What's in the infrastructure bill for the suburbs? Ambiguous millions, experts say
After months of negotiations, Congress finally passed a massive infrastructure package expected to be signed Monday by President Joe Biden.
Does that mean workers will soon be widening the Eisenhower Expressway while express trains rain down on Metra lines?
That's anyone's guess. An earlier version endorsed by the U.S. House was loaded with earmarks, but the final product sticks to generalities.
That's leading to "tremendous uncertainty," DePaul University transportation Professor Joe Schwieterman said.
What we do know is the five-year Infrastructure Investment and Jobs Act is an ambitious plan of more than $1 trillion with $550 billion in new spending.
Over 50% is targeted for transportation, with roads and bridges getting the lion's share. Untraditional priorities include safe drinking water, broadband expansion and electric vehicle charging stations.
In comparison, the last surface transportation bill, spanning 2016 through 2020, was $305 billion.
Illinois' share includes an estimated $9.8 billion to fix highways and roads with $1.4 billion slated for bridges, and the Chicago Metropolitan Agency for Planning projects a 32% increase in surface transportation funding alone.
Last week, state Democrats pushed for a complete redo of the Eisenhower Expressway. We asked Northwestern University engineering Professor Emeritus Joseph Schofer, would that qualify for funding?
That's unclear, but the Illinois House speaker and Senate president along with labor and union leaders support it. "They're salivating over reconstruction of the Eisenhower Expressway, so it's likely," Schofer said.

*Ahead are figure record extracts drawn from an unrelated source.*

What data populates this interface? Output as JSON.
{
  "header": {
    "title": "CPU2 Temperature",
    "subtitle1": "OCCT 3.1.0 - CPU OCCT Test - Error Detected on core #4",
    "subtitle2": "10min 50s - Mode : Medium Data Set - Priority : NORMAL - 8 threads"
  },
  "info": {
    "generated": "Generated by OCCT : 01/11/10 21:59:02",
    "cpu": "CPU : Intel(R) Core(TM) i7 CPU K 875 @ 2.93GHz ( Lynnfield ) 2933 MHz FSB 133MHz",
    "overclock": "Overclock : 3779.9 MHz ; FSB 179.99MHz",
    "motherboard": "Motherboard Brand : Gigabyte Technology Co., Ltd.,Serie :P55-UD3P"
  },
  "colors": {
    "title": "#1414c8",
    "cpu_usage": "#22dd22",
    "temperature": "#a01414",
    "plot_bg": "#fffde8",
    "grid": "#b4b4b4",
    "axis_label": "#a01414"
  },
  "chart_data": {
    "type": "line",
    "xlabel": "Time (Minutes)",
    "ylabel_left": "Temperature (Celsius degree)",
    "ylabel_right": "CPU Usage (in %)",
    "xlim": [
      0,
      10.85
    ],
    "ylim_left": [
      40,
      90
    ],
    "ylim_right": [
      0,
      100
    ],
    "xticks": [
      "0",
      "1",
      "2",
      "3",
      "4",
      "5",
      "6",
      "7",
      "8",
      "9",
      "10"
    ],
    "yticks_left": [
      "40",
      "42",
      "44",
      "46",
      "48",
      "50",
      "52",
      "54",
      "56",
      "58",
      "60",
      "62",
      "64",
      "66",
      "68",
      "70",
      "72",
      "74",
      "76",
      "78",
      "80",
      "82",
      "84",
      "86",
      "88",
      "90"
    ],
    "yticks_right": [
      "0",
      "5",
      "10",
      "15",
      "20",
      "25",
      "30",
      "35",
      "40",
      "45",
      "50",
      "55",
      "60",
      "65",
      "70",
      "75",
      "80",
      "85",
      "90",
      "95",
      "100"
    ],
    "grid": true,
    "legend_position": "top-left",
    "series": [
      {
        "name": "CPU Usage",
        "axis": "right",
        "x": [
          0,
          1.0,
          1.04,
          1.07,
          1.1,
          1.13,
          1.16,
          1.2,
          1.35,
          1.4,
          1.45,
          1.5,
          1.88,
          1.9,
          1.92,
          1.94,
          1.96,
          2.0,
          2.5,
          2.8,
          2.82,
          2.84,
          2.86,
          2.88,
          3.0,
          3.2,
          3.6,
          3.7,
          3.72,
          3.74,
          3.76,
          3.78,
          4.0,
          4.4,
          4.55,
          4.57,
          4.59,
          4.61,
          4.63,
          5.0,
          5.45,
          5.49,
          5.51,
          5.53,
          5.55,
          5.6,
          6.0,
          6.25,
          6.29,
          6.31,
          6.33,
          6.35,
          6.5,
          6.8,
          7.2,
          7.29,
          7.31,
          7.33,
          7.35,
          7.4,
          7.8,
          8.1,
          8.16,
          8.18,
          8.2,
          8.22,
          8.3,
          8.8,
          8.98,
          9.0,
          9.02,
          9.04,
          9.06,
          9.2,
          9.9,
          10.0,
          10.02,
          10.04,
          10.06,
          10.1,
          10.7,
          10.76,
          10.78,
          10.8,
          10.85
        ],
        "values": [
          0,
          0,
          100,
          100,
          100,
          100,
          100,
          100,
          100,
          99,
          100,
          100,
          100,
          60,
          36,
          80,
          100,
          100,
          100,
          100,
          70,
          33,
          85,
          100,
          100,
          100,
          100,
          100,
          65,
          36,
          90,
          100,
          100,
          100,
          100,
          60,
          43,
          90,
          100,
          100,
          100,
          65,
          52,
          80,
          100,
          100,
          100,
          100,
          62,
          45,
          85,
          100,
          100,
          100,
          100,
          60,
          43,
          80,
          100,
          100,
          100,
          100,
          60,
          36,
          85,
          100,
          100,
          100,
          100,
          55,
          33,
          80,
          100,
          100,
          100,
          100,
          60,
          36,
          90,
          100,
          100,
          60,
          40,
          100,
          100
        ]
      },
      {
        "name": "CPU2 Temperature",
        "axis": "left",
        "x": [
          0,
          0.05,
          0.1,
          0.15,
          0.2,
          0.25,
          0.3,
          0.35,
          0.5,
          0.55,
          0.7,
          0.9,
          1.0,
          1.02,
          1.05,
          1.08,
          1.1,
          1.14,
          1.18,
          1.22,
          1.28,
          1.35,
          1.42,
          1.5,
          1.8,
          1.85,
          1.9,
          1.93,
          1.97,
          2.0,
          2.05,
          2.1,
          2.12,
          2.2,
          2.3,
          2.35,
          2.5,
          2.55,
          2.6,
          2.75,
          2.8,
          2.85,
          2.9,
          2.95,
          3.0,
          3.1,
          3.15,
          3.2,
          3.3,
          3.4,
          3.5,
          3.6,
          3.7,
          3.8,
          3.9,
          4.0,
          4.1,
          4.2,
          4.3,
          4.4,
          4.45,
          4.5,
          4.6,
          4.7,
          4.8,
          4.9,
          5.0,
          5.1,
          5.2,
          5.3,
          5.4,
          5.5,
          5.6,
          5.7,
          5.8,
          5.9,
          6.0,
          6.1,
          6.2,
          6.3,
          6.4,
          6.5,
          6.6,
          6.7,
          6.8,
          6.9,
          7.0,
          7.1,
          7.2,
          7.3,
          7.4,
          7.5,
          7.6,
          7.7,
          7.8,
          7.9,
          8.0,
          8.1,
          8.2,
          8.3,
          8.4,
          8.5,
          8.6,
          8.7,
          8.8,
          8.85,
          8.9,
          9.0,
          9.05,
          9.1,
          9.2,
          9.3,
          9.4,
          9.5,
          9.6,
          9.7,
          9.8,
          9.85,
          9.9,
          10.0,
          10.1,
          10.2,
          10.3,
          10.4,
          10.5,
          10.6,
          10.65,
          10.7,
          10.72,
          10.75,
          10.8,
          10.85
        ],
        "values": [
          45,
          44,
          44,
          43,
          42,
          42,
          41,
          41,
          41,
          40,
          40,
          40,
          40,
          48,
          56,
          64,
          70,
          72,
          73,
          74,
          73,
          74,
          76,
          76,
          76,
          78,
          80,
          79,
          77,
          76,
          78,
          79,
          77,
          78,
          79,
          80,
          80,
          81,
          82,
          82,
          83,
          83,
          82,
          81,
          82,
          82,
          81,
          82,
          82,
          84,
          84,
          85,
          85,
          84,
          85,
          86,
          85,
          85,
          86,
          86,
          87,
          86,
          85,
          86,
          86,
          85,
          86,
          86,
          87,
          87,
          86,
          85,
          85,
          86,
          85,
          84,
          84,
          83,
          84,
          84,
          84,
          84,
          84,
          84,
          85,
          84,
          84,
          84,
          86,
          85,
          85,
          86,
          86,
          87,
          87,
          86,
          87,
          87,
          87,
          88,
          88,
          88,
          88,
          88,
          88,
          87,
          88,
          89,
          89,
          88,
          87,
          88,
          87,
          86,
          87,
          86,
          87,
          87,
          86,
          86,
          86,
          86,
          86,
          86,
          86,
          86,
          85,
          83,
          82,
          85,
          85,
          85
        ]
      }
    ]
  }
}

The infrastructure package also provides undesignated pots of money, such as $12.5 billion for bridge improvements and $16 billion for projects providing "economic benefits to communities." Those funds are "up for grabs," Schofer said, explaining states must compete for grants.
Public transit systems in Illinois are in line for $4 billion.
"The CTA Red and Purple Modernization and the Red Line Extension south of 95th Street appear to be 'sure things' for extensive funding," Schwieterman said. "Beyond that, things are more murky, with funds of Metra and Pace projects much harder to predict."
Amtrak, beloved by Biden, gets a windfall, and there's a good chance the CREATE project to reduce train gridlock in Chicago and the suburbs will be a beneficiary, Schofer forecast.
One sure bet is a chunk of the $616 million slotted for Illinois' airports will find its way to O'Hare and Midway international airports.
The legislation also steers $149 million to Illinois for electric vehicle charging stations, $1.7 billion to upgrade water infrastructure, and $100 million to deliver fast internet to underserved areas.
"We don't want to just maintain exactly what we already have. We want to use this money to truly make the system better," Metropolitan Planning Council Director of Transportation Audrey Wennink said.
"This bill comes at a time when we have a climate crisis, when we have an equity crisis, when we have a traffic fatality crisis, and a public health crisis. Whatever we do, we need to improve mobility, but we need to improve all of those things, too."
Who's paying for the program? Along with the federal gas tax, revenues will come from unspent COVID-19 relief dollars and unemployment benefits, delaying a Medicare Part D rebate, and profits from an auction of wireless transmission signal rights, among other sources, experts said.
While the U.S. House mainly stuck to party lines, 19 Republican senators including GOP leader Mitch McConnell voted in favor.
"With additional federal funds, Illinois is poised to capitalize on that success and continue creating jobs and economic opportunity while building a 21st-century transportation system," IDOT spokesman Guy Tridgell said.
Expect nighttime delays and lane closures Monday through Wednesday on the Tri-State Tollway (I-294) between the Hinsdale Oasis, I-55 and Plainfield Road as Illinois crews wrangle massive steel beams into place.
You should know
Starting Monday, weekly trains on Metra's BNSF Line will temporarily shrink from 94 to 86. The changes come when "ridership is low and freight traffic is elevated during global supply chain disruptions," Metra said. For information, go to metra.com.